Bank Indonesia dan OJK Permudah Masyarakat Bertransaksi

Kepala perwakilan BI Jatim dengan didampingi pihak terkait saat kerjasama OJK

(Peralihan Fungsi Sistem Informasi Debitur)
Surabaya, Bhirawa
Dengan dilakukannya peralihan fungsi sistem informasi debitur dari BI ke OJK semakin mempermudah masyatakat untuk bertransaksi yang trtkait dengan dunia perbankan.
Dikatakan kepala perwakilan BI Jatim Difie Ahmad Johansyah Selasa (9/1) kemarin pada acara bincang bareng media di RM Haryono Kichen didampingi, Yudi Harymukti (Deputi Kepala Perwakilan Bank Indonesia Bidang Sistem Pembayaran dan Pengelolaan Uang Rupiah)
Herawanto (Deputi Kepala Perwakilan Bank Indonesia Prov. Jawa Timur Bidang Advisory dan Pengembangan Ekonomi)
Difi Ahmad Johansyah ( Kepala Perwakilan Bank Indonesia Provinsi Jawa Timur)
Heru Cahyono (Kepala OJK Regional IV Jawa Timur)
Taufik Saleh (Kepala Divisi Advisory Ekonomi dan Keuangan)
Dery Rossianto (Kepala Divisi Pengembangan Ekonomi), bahwa Informasi yang diberikan melalui SLIK yaitu informasi debitur (iDeb) melalui aplikasi iDeb Viewer berjalan lancar dan sesuai dengan jaringan komputer yang tersedia.
SLIK lanjutnya, merupakan infrastruktur penting di sektor jasa keuangan yang dapat digunakan oleh pelaku industri untuk mitigasi risiko, khususnya risiko kredit sehingga dapat membantu menurunkan tingkat risiko kredit bermasalah.

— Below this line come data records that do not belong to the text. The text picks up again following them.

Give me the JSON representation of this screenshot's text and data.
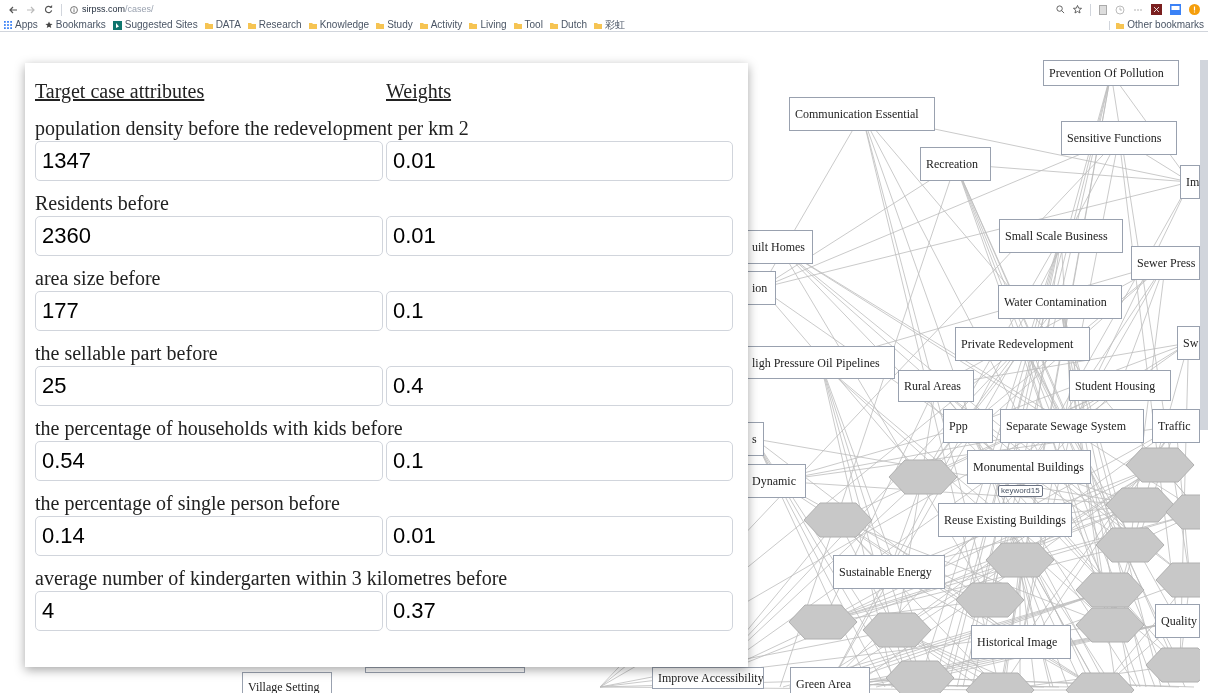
{
  "browser": {
    "url_host": "sirpss.com",
    "url_path": "/cases/",
    "bookmarks": [
      {
        "label": "Apps",
        "kind": "apps"
      },
      {
        "label": "Bookmarks",
        "kind": "star"
      },
      {
        "label": "Suggested Sites",
        "kind": "site"
      },
      {
        "label": "DATA",
        "kind": "folder"
      },
      {
        "label": "Research",
        "kind": "folder"
      },
      {
        "label": "Knowledge",
        "kind": "folder"
      },
      {
        "label": "Study",
        "kind": "folder"
      },
      {
        "label": "Activity",
        "kind": "folder"
      },
      {
        "label": "Living",
        "kind": "folder"
      },
      {
        "label": "Tool",
        "kind": "folder"
      },
      {
        "label": "Dutch",
        "kind": "folder"
      },
      {
        "label": "彩虹",
        "kind": "folder"
      }
    ],
    "other_bookmarks": "Other bookmarks"
  },
  "panel": {
    "headers": [
      "Target case attributes",
      "Weights"
    ],
    "attributes": [
      {
        "label": "population density before the redevelopment per km 2",
        "value": "1347",
        "weight": "0.01"
      },
      {
        "label": "Residents before",
        "value": "2360",
        "weight": "0.01"
      },
      {
        "label": "area size before",
        "value": "177",
        "weight": "0.1"
      },
      {
        "label": "the sellable part before",
        "value": "25",
        "weight": "0.4"
      },
      {
        "label": "the percentage of households with kids before",
        "value": "0.54",
        "weight": "0.1"
      },
      {
        "label": "the percentage of single person before",
        "value": "0.14",
        "weight": "0.01"
      },
      {
        "label": "average number of kindergarten within 3 kilometres before",
        "value": "4",
        "weight": "0.37"
      }
    ]
  },
  "graph": {
    "nodes": [
      {
        "label": "Prevention Of Pollution"
      },
      {
        "label": "Communication Essential"
      },
      {
        "label": "Sensitive Functions"
      },
      {
        "label": "Recreation"
      },
      {
        "label": "Im"
      },
      {
        "label": "uilt Homes"
      },
      {
        "label": "Small Scale Business"
      },
      {
        "label": "Sewer Press"
      },
      {
        "label": "ion"
      },
      {
        "label": "Water Contamination"
      },
      {
        "label": "Private Redevelopment"
      },
      {
        "label": "Sw"
      },
      {
        "label": "ligh Pressure Oil Pipelines"
      },
      {
        "label": "Rural Areas"
      },
      {
        "label": "Student Housing"
      },
      {
        "label": "Ppp"
      },
      {
        "label": "Separate Sewage System"
      },
      {
        "label": "Traffic"
      },
      {
        "label": "s"
      },
      {
        "label": "Dynamic"
      },
      {
        "label": "Monumental Buildings"
      },
      {
        "label": "Reuse Existing Buildings"
      },
      {
        "label": "Sustainable Energy"
      },
      {
        "label": "Historical Image"
      },
      {
        "label": "Quality"
      },
      {
        "label": "Village Setting"
      },
      {
        "label": "Improve Accessibility"
      },
      {
        "label": "Green Area"
      }
    ],
    "tag": "keyword15"
  }
}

Selain itu, keberadaan SLIK juga mampu mendukung perluasan akses kredit/pembiayaan.Dijelaakan, juga membantu dalam mempercepat proses analisis dan pengambilan keputusan pemberian kredit.
Menurunkan risiko kredit bermasalah di kemudian hari.
Dapat mengurangi atau meminimalkan ketergantungan Pelapor atau pemberi kredit kepada agunan konvensional.
Pemberi kredit dapat menilai reputasi kredit calon debitur sebagai pengganti / pelengkap agunan.
Efisiensi biaya operasional.
Mendorong transparansi pengelolaan kredit.
Bagi debitur atau masyarakat umum, keberadaan SLIK dapat dimanfaatkan untuk mengetahui data kredit perbankan seperti data pokok debitur, plafon kredit, baki debet, kualitas kredit, beban bunga, cicilan pembayaran serta denda atau penalti pinjaman. SLIK juga bisa memberikan informasi mengenai status agunan serta rincian penjamin kredit.
Mempercepat waktu yang dibutuhkan untuk memperoleh persetujuan kredit.
Bagi nasabah baru, khususnya yang tergolong sebagai Usaha Mikro, Kecil dan Menengah (UMKM), akan mendapat akses yang lebih luas kepada pemberi kredit dengan mengandalkan reputasi keuangannya tanpa harus tergantung pada kemampuan untuk menyediakan agunan.
Mendorong penerima kredit untuk menjaga reputasi kreditnya.
Cakupan pelapor SLIK bukan saja dari industri perbankan, namun juga lembaga jasa keuangan maupun non lembaga jasa keuangan yang berpartisipasi untuk menjadi pelapor dalam SLIK.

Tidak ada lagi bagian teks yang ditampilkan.